Der Leiter des bayerischen Landesamtes für Asyl und Rückführungen, Thomas Hampel, betonte, dass es Ausreisepflichtigen selbst zwingend obliege, die Dokumente zu beschaffen, die ihre Abschiebung ermöglichen, und befürwortete für Nachbesserungen des Entwurfs. Von einem eklatanten „Vollzugsdefizit“, dem das neue Gesetz abhelfen könne, sprach der Leiter der Berliner Ausländerbehörde, Engelhard Mazanke. Nach seinen Worten lebten Ende 2013 in Berlin 5557 Asylsuchende und 4803 Ausreisepflichtige. Im vorigen Jahr habe sich die Zahl der Asylbewerber auf 4628 verringert, die der Ausreisespflichtigen aber auf 12.605 vervielfacht. Das Verhältnis zwischen freiwilligen Ausreisen und Abschiebungen betrage eins zu drei. Überdies scheitere jede zweite Abschiebung daran, dass die Polizei Ausreisepflichtige nicht zu Hause antreffe.

Für den Deutschen Landkreistag nannte dessen Referent für Verwaltungsrecht, Klaus Ritgen, die Ausreise abgelehnter Asylbewerber eine selbstverständliche Rechtspflicht. Am Entwurf bemängelte er unter anderem die Regelung, die es Betroffene ermöglicht, durch eidestattliche Versicherung glaubhaft zu machen, dass sie sich ernsthaft um Passersatzpapiere bemüht haben.

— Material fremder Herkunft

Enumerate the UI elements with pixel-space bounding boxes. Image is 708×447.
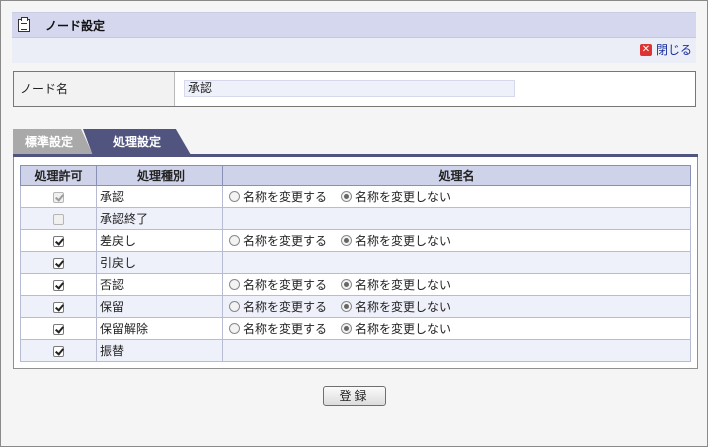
keep-name-option[interactable]: 名称を変更しない	[341, 276, 451, 293]
radio-button[interactable]	[341, 301, 353, 312]
radio-label: 名称を変更しない	[355, 278, 452, 292]
close-label: 閉じる	[655, 43, 692, 57]
permission-checkbox[interactable]	[53, 301, 64, 313]
process-kind-cell: 保留解除	[96, 317, 223, 340]
process-kind-cell: 振替	[96, 339, 223, 362]
tab-bar: 標準設定 処理設定	[13, 129, 698, 155]
process-name-cell: 名称を変更する 名称を変更しない	[222, 273, 691, 296]
tab-standard-settings[interactable]: 標準設定	[13, 129, 93, 155]
node-name-panel: ノード名 承認	[13, 71, 696, 107]
radio-label: 名称を変更する	[243, 300, 328, 314]
radio-label: 名称を変更しない	[355, 300, 452, 314]
keep-name-option[interactable]: 名称を変更しない	[341, 188, 451, 205]
permission-checkbox	[53, 191, 64, 203]
permission-cell	[20, 295, 97, 318]
table-row: 否認 名称を変更する 名称を変更しない	[20, 273, 691, 296]
process-kind-cell: 承認	[96, 185, 223, 208]
process-kind-cell: 否認	[96, 273, 223, 296]
process-name-cell: 名称を変更する 名称を変更しない	[222, 229, 691, 252]
tab-process-settings[interactable]: 処理設定	[83, 129, 191, 155]
radio-button[interactable]	[229, 323, 240, 334]
radio-button[interactable]	[341, 235, 353, 246]
clipboard-icon	[18, 16, 30, 32]
table-row: 承認終了	[20, 207, 691, 230]
permission-checkbox[interactable]	[53, 345, 64, 357]
radio-button[interactable]	[341, 323, 353, 334]
radio-label: 名称を変更する	[243, 322, 328, 336]
register-button[interactable]: 登録	[323, 386, 386, 406]
table-row: 保留解除 名称を変更する 名称を変更しない	[20, 317, 691, 340]
permission-checkbox[interactable]	[53, 323, 64, 335]
name-option-group: 名称を変更する 名称を変更しない	[223, 232, 690, 249]
title-header: ノード設定	[12, 13, 696, 38]
process-name-cell	[222, 251, 691, 274]
window-frame: ノード設定 ✕ 閉じる ノード名 承認 標準設定 処理設定 処理許可 処理種別 …	[0, 0, 708, 447]
name-option-group: 名称を変更する 名称を変更しない	[223, 320, 690, 337]
process-kind-cell: 引戻し	[96, 251, 223, 274]
table-row: 引戻し	[20, 251, 691, 274]
name-option-group: 名称を変更する 名称を変更しない	[223, 188, 690, 205]
process-name-cell	[222, 339, 691, 362]
radio-label: 名称を変更する	[243, 190, 328, 204]
node-name-label: ノード名	[14, 72, 175, 106]
radio-label: 名称を変更しない	[355, 234, 452, 248]
permission-cell	[20, 185, 97, 208]
permission-cell	[20, 251, 97, 274]
name-option-group: 名称を変更する 名称を変更しない	[223, 276, 690, 293]
process-settings-panel: 処理許可 処理種別 処理名 承認 名称を変更する 名称を変更しない 承認終了 差戻し 名称…	[13, 157, 698, 369]
process-kind-cell: 保留	[96, 295, 223, 318]
title-bar: ノード設定 ✕ 閉じる	[12, 12, 696, 63]
radio-button[interactable]	[229, 235, 240, 246]
permission-checkbox[interactable]	[53, 279, 64, 291]
keep-name-option[interactable]: 名称を変更しない	[341, 320, 451, 337]
radio-button[interactable]	[229, 301, 240, 312]
permission-cell	[20, 229, 97, 252]
permission-checkbox	[53, 213, 64, 225]
keep-name-option[interactable]: 名称を変更しない	[341, 232, 451, 249]
rename-option[interactable]: 名称を変更する	[229, 276, 327, 293]
table-header-row: 処理許可 処理種別 処理名	[20, 165, 691, 186]
table-row: 保留 名称を変更する 名称を変更しない	[20, 295, 691, 318]
close-button[interactable]: ✕ 閉じる	[639, 41, 692, 58]
radio-button[interactable]	[229, 191, 240, 202]
rename-option[interactable]: 名称を変更する	[229, 298, 327, 315]
process-name-cell: 名称を変更する 名称を変更しない	[222, 317, 691, 340]
rename-option[interactable]: 名称を変更する	[229, 188, 327, 205]
node-name-field[interactable]: 承認	[184, 80, 515, 97]
radio-label: 名称を変更する	[243, 278, 328, 292]
permission-checkbox[interactable]	[53, 257, 64, 269]
table-row: 差戻し 名称を変更する 名称を変更しない	[20, 229, 691, 252]
radio-button[interactable]	[229, 279, 240, 290]
column-header-permission: 処理許可	[20, 165, 97, 186]
process-name-cell	[222, 207, 691, 230]
process-kind-cell: 承認終了	[96, 207, 223, 230]
keep-name-option[interactable]: 名称を変更しない	[341, 298, 451, 315]
permission-cell	[20, 273, 97, 296]
permission-cell	[20, 339, 97, 362]
rename-option[interactable]: 名称を変更する	[229, 320, 327, 337]
table-row: 振替	[20, 339, 691, 362]
permission-checkbox[interactable]	[53, 235, 64, 247]
process-kind-cell: 差戻し	[96, 229, 223, 252]
close-x-icon: ✕	[639, 43, 652, 56]
column-header-name: 処理名	[222, 165, 691, 186]
process-table: 処理許可 処理種別 処理名 承認 名称を変更する 名称を変更しない 承認終了 差戻し 名称…	[20, 165, 691, 362]
radio-label: 名称を変更する	[243, 234, 328, 248]
process-name-cell: 名称を変更する 名称を変更しない	[222, 185, 691, 208]
table-row: 承認 名称を変更する 名称を変更しない	[20, 185, 691, 208]
rename-option[interactable]: 名称を変更する	[229, 232, 327, 249]
name-option-group: 名称を変更する 名称を変更しない	[223, 298, 690, 315]
radio-button[interactable]	[341, 191, 353, 202]
process-name-cell: 名称を変更する 名称を変更しない	[222, 295, 691, 318]
permission-cell	[20, 207, 97, 230]
page-title: ノード設定	[45, 18, 106, 33]
permission-cell	[20, 317, 97, 340]
radio-label: 名称を変更しない	[355, 190, 452, 204]
radio-button[interactable]	[341, 279, 353, 290]
column-header-kind: 処理種別	[96, 165, 223, 186]
radio-label: 名称を変更しない	[355, 322, 452, 336]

Wer sich einer drohenden Abschiebung gegenübersehe, von dem sei anzunehmen, dass er sich nicht durch „große Rechtstreue“ auszeichne, sonst wäre er ja längst freiwillig ausgereist, argumentierte Ritgen. Von solchen Personen seien zutreffende Erklärungen nicht zu erwarten. Ebenfalls positiv über den Entwurf äußerten sich die juristischen Sachverständigen, die Konstanzer Professoren für Öffentliches Recht und Europarecht, Marcel Kau und Daniel Thym.

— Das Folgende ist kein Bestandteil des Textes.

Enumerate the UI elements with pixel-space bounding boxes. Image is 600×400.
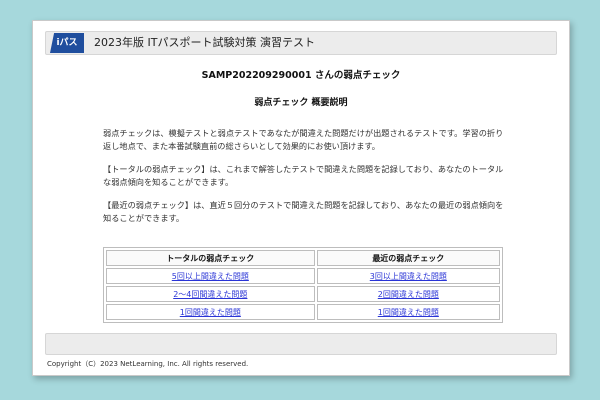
recent-2-link[interactable]: 2回間違えた問題 [378, 290, 439, 299]
table-row: 1回間違えた問題 1回間違えた問題 [106, 304, 500, 320]
ipass-logo: iパス [50, 33, 84, 53]
table-cell: 2〜4回間違えた問題 [106, 286, 315, 302]
section-title: 弱点チェック 概要説明 [254, 98, 348, 108]
table-cell: 1回間違えた問題 [106, 304, 315, 320]
table-cell: 2回間違えた問題 [316, 286, 500, 302]
weakness-check-table: トータルの弱点チェック 最近の弱点チェック 5回以上間違えた問題 3回以上間違え… [103, 247, 503, 323]
total-1-link[interactable]: 1回間違えた問題 [180, 308, 241, 317]
column-header-total: トータルの弱点チェック [106, 250, 315, 266]
total-check-description: 【トータルの弱点チェック】は、これまで解答したテストで間違えた問題を記録しており… [103, 164, 504, 187]
footer-bar [45, 333, 557, 355]
table-row: 2〜4回間違えた問題 2回間違えた問題 [106, 286, 500, 302]
table-cell: 1回間違えた問題 [316, 304, 500, 320]
recent-1-link[interactable]: 1回間違えた問題 [378, 308, 439, 317]
column-header-recent: 最近の弱点チェック [316, 250, 500, 266]
header-bar: iパス 2023年版 ITパスポート試験対策 演習テスト [45, 31, 557, 55]
page-title: SAMP202209290001 さんの弱点チェック [201, 70, 401, 81]
total-2to4-link[interactable]: 2〜4回間違えた問題 [173, 290, 247, 299]
total-5plus-link[interactable]: 5回以上間違えた問題 [172, 272, 249, 281]
recent-check-description: 【最近の弱点チェック】は、直近５回分のテストで間違えた問題を記録しており、あなた… [103, 200, 504, 223]
recent-3plus-link[interactable]: 3回以上間違えた問題 [370, 272, 447, 281]
table-cell: 5回以上間違えた問題 [106, 268, 315, 284]
description-paragraph: 弱点チェックは、模擬テストと弱点テストであなたが間違えた問題だけが出題されるテス… [103, 128, 504, 151]
app-title: 2023年版 ITパスポート試験対策 演習テスト [94, 36, 315, 49]
table-row: 5回以上間違えた問題 3回以上間違えた問題 [106, 268, 500, 284]
app-window: iパス 2023年版 ITパスポート試験対策 演習テスト SAMP2022092… [32, 20, 570, 376]
copyright-text: Copyright（C）2023 NetLearning, Inc. All r… [47, 360, 249, 368]
table-cell: 3回以上間違えた問題 [316, 268, 500, 284]
table-header-row: トータルの弱点チェック 最近の弱点チェック [106, 250, 500, 266]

Entschiedenen Widerspruch formulierte dagegen die Vertreterin des Paritätischen Wohlfahrtsverbandes, Kerstin Becker. Nach ihren Erkenntnissen verlassen die meisten abgelehnten Asylbewerber Deutschland freiwillig, und es bestehe auch kein Zusammenhang zwischen der Zahl der Fälle von Abschiebehaft und erfolgreich durchgesetzten Ausreisen. Es bedürfe daher keiner Ausweitung von Zwangsmitteln. Statt auf „noch mehr Ausgrenzung, Haft und Sanktionen“ zu setzen, solle die Bundesregierung es den Betroffenen ermöglichen, „selbstbestimmt und in Würde Deutschland zu verlassen“. Für den Deutschen Anwaltsverein wies Rolf Stahmann auf die vielfach diskrimierende Behandlung hin, die Asylbewerber in Botschaften ihrer Heimatländer zuteil werde. In der Regel sei es ihnen also nicht persönlich zuzurechnen, wenn die Beschaffung von Reisedokumente scheitere.